Afortunadamente, el Festival d’Aix supo elegir a una Clitemnestra que hacía justicia a la música de Gluck y que sabía construir el personaje creado por Tcherniakov: la mezzosoprano Véronique Gens. Gran artista de exuberante presencia escénica, Gens hizo sentir su presencia en cuanto apareció en escena.
Uno de los momentos más impactantes de estas dos Iphigénies fue sin duda el aria de súplica a Aquiles, ‘Par un père cruel à la mort condomnée’ (‘Por un padre cruel hasta la muerte perdonada’), con obbligato de oboe. Fue un momento de pura belleza. Cuando repitió la primera parte del aria, Gens lo hizo con un hermoso piano que bien podría haber sido acompañado por el oboe. En la impactante ‘Jupiter, lance la foudre!’ (‘Júpiter, ¡lanza rayos!’), la mezzosoprano demostró la solidez de su técnica, cantando con una voz segura y homogénea, a pesar de las agilidades y pasajes de registro exigidos por el aria, sin renegar ni un solo momento de la interpretación escénica.
Incluso en Iphigénie en Tauride, cuando Clitemnestra ya está muerta, Gens se robó el espectáculo al aparecer, ilustrando el recuerdo de Orestes, de pie y echándose en la cara el mismo spray que había utilizado cuando, al principio de la ópera anterior, llegó a Áulide con Ifigenia.
Tanto el barítono Russell Braun (Agamenón) como el bajo-barítono Nicolas Cavallier (Calcas) proyectaron al máximo sus potentes voces. Aunque ambos comenzaron la ópera con excesivo vibrato, sus interpretaciones fueron ganando consistencia. ¡El impactante recitativo acompañado ‘O dieux! Que vais-je faire?’ (‘¡Oh, dioses! ¿Qué voy a hacer?’) fue uno de los mejores momentos de Braun.
En cambio, el Aquiles del tenor de Belfast Alasdair Kent tuvo un resultado musical más flojo. Aunque resultó bastante convincente en escena, su canto, falto de legato y con agudos mal resueltos, dejó que desear, especialmente en Cruelle, non, jamais.
En Iphigénie en Tauride, lo más destacado fue el dúo Orestes y Pílades, los excelentes franceses Florian Sempey y Stanislas de Barbeyrac.
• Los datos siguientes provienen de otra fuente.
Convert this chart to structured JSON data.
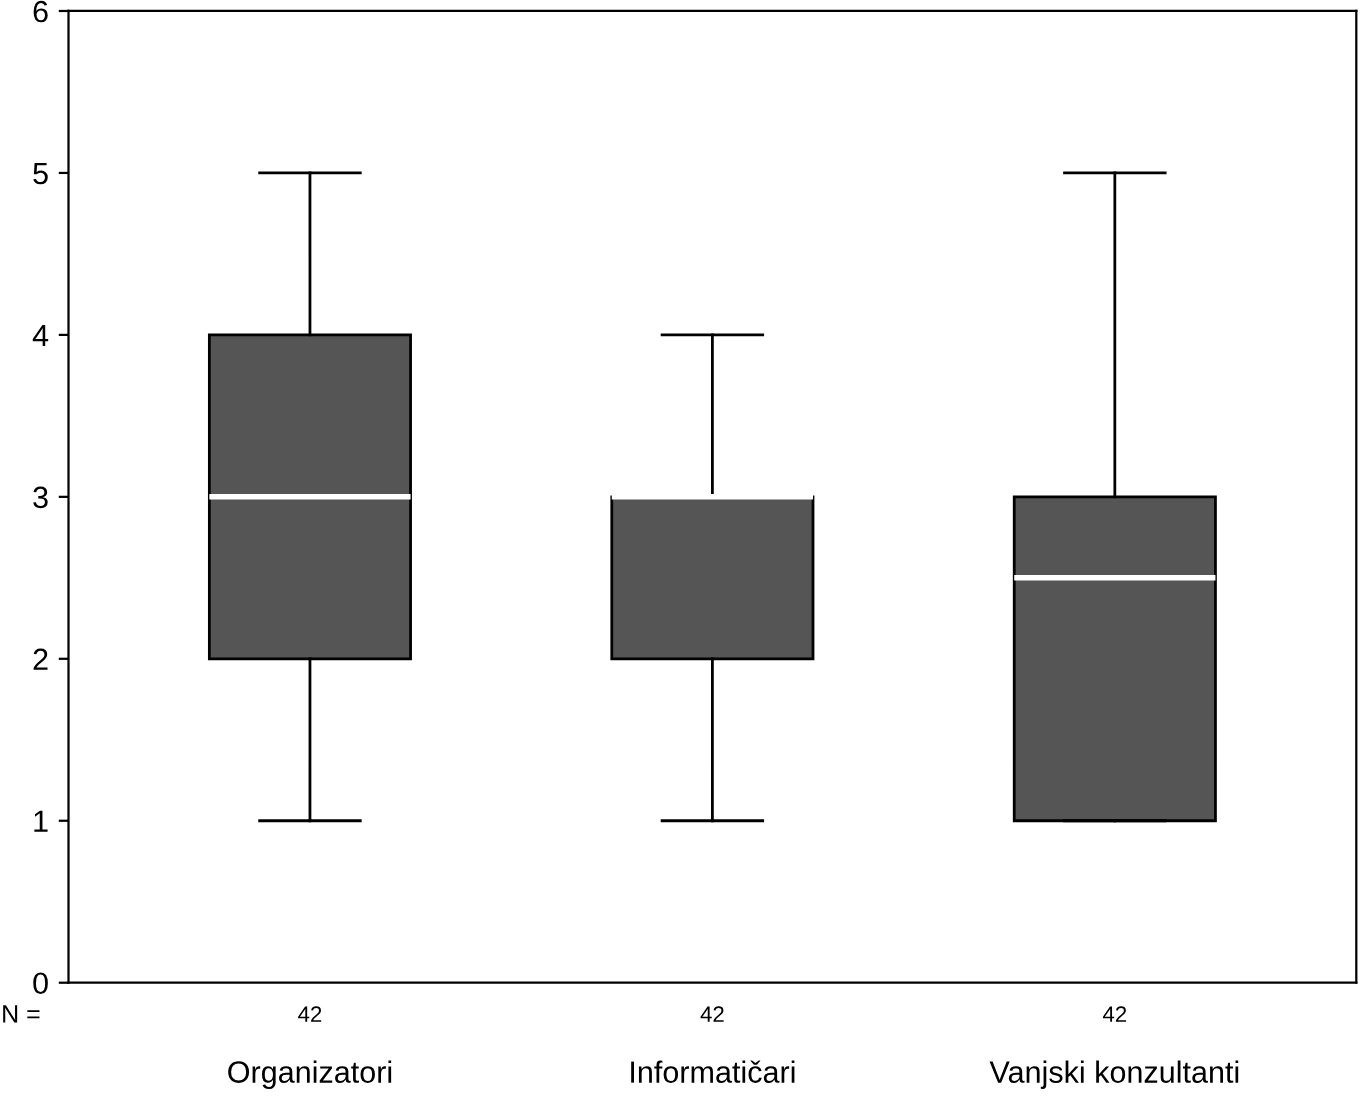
{
  "chart_data": {
    "type": "box",
    "categories": [
      "Organizatori",
      "Informatičari",
      "Vanjski konzultanti"
    ],
    "boxes": [
      {
        "low": 1,
        "q1": 2,
        "median": 3,
        "q3": 4,
        "high": 5
      },
      {
        "low": 1,
        "q1": 2,
        "median": 3,
        "q3": 3,
        "high": 4
      },
      {
        "low": 1,
        "q1": 1,
        "median": 2.5,
        "q3": 3,
        "high": 5
      }
    ],
    "color": "#555555",
    "ylim": [
      0,
      6
    ],
    "yticks": [
      0,
      1,
      2,
      3,
      4,
      5,
      6
    ],
    "grid": false,
    "annotations": [
      "N =",
      "42",
      "42",
      "42"
    ]
  }
}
El barítono Sempey ya había brillado el año pasado como Henri Ashton en la versión de concierto de Lucie de Lammermoor de Gaetano Donizetti; con el tenor Barbeyrac, además de mostrarse como excelentes actores y cantantes, ambos tienen voces poderosas y con un peso adecuado para este repertorio francés, cuyo canto respeta la prosodia y está predominantemente en el centro de la voz. El barítono Alexandre Duhamel también realizó una buena actuación como Toante, a pesar de su voz algo más apagada.
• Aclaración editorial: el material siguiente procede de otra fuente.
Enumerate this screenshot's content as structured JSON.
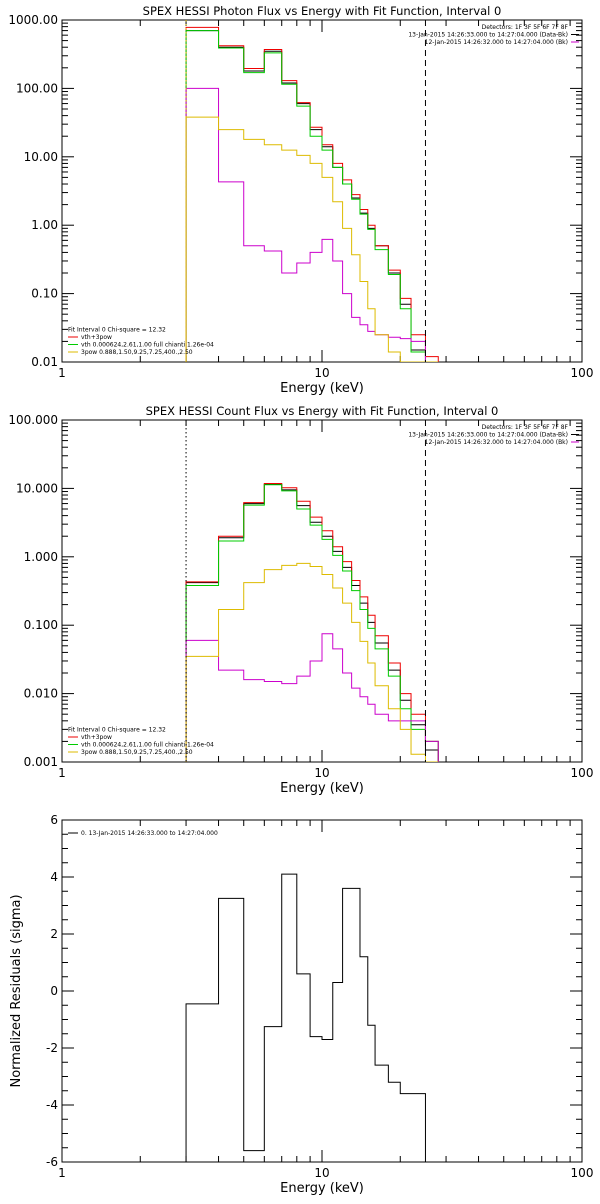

El coro desempeña un papel importante en las dos Iphigénies de Gluck. Preparado por Richard Wilberforce, el coro produjo un sonido bello y homogéneo, anunciando la llegada de Ifigenia y celebrando su boda, pero también fue duro y enfático, pidiendo que se obedeciera a los dioses y condenando el crimen de Orestes, ese monstruo que mató a su madre.
Emmanuelle Haïm dirigió al ensamble orquestal Le Concert d’Astrée con sensibilidad, extrayendo una bella sonoridad y favoreciendo la transparencia de la escritura de Gluck, dramática pero directa. A veces, sin embargo, esta fluidez natural rozaba la monotonía.